The next day they got ready for what promised to be an uproarious session of the
Althing
. As they were about to leave the Ciano quarters, Valentina turned to Antigone. "Don't forget your clothes."

"Oh. Thanks for reminding me." She took a dazzling rainbow cloak that draped a stuffed lion and wrapped it in graceful, low-grav folds.

The
Althing
was held in a huge, worked-out mine surrounded by rows of stands. When the
Althing
was not in session, which was most of the time, it was used as a sports arena. When they arrived, the spectator area was already jammed. All the delegates were present, at least in holographic form.

"What are those?" Valentina said, nodding toward a group of bizarre figures rigged with glittering instruments.

"Aeaeans," Derek said. "They rarely deign to show here, even in holo. They must figure this is serious. Their usual delegate is a little old character who looks normal."

"Here comes Linde," Antigone said.

Sieglinde was accompanied by a number of officials of the
Althing
. While they went through a brief ceremonial opening, Valentina studied the delegates and spectators. They were as colorful and polyglot as a U.N. meeting, but she noticed one major difference: nearly every one of them looked as if he was anxious to get away and go somewhere else. Unlike U.N. delegates, she thought, these people figure they have something better to do.

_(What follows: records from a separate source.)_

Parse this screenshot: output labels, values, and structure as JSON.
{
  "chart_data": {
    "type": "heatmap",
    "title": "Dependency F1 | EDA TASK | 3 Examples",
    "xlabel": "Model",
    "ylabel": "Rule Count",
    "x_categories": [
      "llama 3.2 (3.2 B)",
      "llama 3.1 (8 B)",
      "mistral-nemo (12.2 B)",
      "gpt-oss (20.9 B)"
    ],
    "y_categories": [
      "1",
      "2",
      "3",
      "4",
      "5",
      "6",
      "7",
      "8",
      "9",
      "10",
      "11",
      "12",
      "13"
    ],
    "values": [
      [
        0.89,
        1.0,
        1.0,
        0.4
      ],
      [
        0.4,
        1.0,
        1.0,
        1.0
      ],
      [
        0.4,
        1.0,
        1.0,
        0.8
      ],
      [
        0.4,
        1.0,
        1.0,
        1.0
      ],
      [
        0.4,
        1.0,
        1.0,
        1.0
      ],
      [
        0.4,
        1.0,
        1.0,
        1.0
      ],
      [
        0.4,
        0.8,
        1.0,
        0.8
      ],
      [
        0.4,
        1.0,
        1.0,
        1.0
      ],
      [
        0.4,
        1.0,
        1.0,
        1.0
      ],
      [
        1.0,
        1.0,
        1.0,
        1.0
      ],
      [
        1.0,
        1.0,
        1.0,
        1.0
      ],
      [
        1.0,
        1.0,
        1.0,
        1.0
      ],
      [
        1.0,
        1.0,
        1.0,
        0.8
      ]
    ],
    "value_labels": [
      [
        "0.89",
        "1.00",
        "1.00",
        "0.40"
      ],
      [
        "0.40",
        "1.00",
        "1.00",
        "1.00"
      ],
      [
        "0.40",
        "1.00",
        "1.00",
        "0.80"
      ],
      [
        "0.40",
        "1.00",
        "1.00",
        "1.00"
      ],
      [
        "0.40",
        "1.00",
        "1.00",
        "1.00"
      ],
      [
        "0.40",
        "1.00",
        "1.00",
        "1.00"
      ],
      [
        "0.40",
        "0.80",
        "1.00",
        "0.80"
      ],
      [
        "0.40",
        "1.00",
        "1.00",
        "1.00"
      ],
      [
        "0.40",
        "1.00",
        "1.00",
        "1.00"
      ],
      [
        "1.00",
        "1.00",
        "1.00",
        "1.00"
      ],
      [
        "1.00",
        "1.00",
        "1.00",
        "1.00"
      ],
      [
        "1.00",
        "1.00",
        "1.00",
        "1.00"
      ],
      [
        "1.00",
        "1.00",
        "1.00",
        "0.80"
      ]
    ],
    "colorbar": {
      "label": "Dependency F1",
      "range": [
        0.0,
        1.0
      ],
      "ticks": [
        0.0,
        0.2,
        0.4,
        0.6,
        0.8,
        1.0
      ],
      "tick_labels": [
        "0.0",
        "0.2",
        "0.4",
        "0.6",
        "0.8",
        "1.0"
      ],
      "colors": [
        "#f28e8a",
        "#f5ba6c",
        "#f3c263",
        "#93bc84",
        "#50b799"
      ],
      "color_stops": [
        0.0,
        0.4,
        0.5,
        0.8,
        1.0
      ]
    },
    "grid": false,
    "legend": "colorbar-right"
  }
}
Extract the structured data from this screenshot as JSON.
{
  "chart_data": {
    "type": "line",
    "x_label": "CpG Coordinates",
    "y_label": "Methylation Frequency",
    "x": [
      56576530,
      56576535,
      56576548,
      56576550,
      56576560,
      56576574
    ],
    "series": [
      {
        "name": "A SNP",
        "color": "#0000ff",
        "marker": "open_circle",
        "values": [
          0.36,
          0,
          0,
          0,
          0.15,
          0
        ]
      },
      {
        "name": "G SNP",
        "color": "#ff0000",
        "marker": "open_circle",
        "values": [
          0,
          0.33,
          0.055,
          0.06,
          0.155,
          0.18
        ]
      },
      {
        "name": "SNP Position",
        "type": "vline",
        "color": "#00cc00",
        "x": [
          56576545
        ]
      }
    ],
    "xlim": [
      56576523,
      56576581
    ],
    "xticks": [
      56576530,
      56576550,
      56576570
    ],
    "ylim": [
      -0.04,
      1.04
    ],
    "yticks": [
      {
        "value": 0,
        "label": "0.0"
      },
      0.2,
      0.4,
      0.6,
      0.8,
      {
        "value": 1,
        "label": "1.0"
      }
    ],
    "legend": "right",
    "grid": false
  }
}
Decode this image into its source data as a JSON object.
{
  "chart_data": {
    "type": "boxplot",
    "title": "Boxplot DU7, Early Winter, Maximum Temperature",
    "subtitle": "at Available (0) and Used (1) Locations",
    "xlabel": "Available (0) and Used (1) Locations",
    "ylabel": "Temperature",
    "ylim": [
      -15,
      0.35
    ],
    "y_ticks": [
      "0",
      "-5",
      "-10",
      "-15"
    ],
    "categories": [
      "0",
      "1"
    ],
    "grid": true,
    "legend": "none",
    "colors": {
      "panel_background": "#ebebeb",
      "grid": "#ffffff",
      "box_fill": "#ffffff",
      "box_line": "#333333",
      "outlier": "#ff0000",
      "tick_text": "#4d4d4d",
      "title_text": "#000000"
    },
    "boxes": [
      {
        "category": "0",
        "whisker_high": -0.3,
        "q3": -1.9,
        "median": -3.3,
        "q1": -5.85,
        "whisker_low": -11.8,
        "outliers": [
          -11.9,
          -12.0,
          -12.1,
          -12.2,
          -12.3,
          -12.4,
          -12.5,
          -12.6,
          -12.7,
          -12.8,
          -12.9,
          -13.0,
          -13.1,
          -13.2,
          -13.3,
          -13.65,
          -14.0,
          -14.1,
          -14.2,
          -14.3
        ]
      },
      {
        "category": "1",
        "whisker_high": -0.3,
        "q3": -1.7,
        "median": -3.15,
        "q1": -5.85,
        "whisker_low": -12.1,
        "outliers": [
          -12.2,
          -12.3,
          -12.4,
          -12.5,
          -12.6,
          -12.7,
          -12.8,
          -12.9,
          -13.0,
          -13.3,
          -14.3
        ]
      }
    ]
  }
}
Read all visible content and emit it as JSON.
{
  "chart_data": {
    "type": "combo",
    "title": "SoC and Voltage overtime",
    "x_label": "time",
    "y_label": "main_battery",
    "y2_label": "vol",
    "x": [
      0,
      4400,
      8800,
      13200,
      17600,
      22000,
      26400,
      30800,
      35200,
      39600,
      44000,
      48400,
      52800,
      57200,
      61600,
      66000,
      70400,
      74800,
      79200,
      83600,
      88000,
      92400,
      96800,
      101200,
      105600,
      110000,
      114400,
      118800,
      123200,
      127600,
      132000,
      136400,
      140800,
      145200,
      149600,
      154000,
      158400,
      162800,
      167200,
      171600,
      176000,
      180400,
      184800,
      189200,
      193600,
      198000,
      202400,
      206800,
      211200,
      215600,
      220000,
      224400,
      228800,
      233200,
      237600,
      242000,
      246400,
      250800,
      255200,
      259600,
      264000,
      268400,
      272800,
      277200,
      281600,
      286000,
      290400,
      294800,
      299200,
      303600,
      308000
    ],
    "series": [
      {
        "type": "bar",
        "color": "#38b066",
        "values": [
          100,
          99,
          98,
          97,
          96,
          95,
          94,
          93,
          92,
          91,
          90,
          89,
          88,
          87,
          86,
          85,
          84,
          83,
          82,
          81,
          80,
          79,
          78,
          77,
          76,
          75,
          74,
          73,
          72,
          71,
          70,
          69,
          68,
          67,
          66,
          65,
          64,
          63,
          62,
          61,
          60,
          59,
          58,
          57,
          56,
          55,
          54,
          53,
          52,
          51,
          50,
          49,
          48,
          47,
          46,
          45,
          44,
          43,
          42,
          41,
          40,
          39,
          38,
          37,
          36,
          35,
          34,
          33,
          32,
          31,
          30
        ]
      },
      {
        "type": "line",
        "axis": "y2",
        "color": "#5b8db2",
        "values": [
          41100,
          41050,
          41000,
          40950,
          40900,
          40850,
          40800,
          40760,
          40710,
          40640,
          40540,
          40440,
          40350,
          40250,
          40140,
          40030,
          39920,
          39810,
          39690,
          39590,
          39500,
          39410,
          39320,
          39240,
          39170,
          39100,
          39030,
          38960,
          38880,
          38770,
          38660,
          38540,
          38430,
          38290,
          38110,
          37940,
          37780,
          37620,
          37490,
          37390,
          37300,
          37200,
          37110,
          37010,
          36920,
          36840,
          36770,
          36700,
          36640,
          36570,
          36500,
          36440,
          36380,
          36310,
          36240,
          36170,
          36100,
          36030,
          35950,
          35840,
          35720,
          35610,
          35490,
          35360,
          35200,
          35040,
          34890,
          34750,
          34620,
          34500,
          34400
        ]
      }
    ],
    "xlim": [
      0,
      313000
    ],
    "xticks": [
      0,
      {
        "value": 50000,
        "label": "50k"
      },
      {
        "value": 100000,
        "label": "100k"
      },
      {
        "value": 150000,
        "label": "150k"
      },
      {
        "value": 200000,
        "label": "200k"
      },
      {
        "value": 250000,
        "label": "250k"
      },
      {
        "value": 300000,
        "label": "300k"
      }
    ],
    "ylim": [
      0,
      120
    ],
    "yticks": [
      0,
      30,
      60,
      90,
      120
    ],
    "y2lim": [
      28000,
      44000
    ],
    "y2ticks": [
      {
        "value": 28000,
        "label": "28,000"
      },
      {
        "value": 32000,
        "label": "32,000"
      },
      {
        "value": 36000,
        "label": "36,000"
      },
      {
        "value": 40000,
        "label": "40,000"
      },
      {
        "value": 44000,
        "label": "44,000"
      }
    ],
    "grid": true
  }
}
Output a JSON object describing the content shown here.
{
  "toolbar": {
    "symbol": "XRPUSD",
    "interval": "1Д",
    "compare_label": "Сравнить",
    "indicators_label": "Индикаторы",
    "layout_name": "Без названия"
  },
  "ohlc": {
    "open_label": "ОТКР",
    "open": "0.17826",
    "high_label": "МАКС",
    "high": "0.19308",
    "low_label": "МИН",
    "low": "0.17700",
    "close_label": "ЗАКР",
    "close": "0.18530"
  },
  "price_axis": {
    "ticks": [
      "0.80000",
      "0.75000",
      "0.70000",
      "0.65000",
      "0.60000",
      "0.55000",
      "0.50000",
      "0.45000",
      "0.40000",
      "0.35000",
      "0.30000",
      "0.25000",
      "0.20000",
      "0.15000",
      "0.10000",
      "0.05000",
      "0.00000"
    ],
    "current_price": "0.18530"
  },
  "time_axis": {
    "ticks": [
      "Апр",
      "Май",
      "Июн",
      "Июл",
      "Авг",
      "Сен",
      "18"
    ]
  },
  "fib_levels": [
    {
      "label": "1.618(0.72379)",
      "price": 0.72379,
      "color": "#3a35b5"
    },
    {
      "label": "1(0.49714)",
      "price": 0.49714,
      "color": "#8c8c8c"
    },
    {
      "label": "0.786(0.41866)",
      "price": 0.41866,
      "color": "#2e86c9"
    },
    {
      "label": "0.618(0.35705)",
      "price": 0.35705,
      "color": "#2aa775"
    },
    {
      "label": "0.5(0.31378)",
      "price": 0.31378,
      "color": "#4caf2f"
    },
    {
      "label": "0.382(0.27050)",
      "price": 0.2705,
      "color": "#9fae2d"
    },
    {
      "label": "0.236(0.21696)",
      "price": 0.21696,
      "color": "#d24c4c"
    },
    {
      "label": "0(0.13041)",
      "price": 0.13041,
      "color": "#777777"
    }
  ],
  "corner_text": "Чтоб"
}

Magnus Roalstad, the blond-bearded Speaker of the Month, opened the session. "You will now hear a historic announcement from our illustrious Sieglinde Kornfeld-Taggart. No violence, please."

The uproar began immediately when Sieglinde reached into a bag and drew out her Rhea Object. The Aeaeans began to squall frantically. "Where did you get that!" yelled their senior delegate, a person of indeterminate gender whose head was encased in a lattice of silver rods and minute crystals. "We were supposed to have the only one!"

"From the same place you got yours," she said reasonably, "Derek Kuroda."

"Kuroda!" The Aeaean shrieked across the width of the chamber, "You said you found just one!"

"You told us the same thing!" yelled the McNaughton delegate, a man who closely resembled a gorilla.

Instantly, hundreds of holo projectors turned toward Derek and he stood isolated in a blinding beam of light. Renown at last, he thought, terrified. What historic words can I give them? Why didn't I anticipate this and rehearse something? He took a deep breath, squared his shoulders and tossed his long hair back gallantly.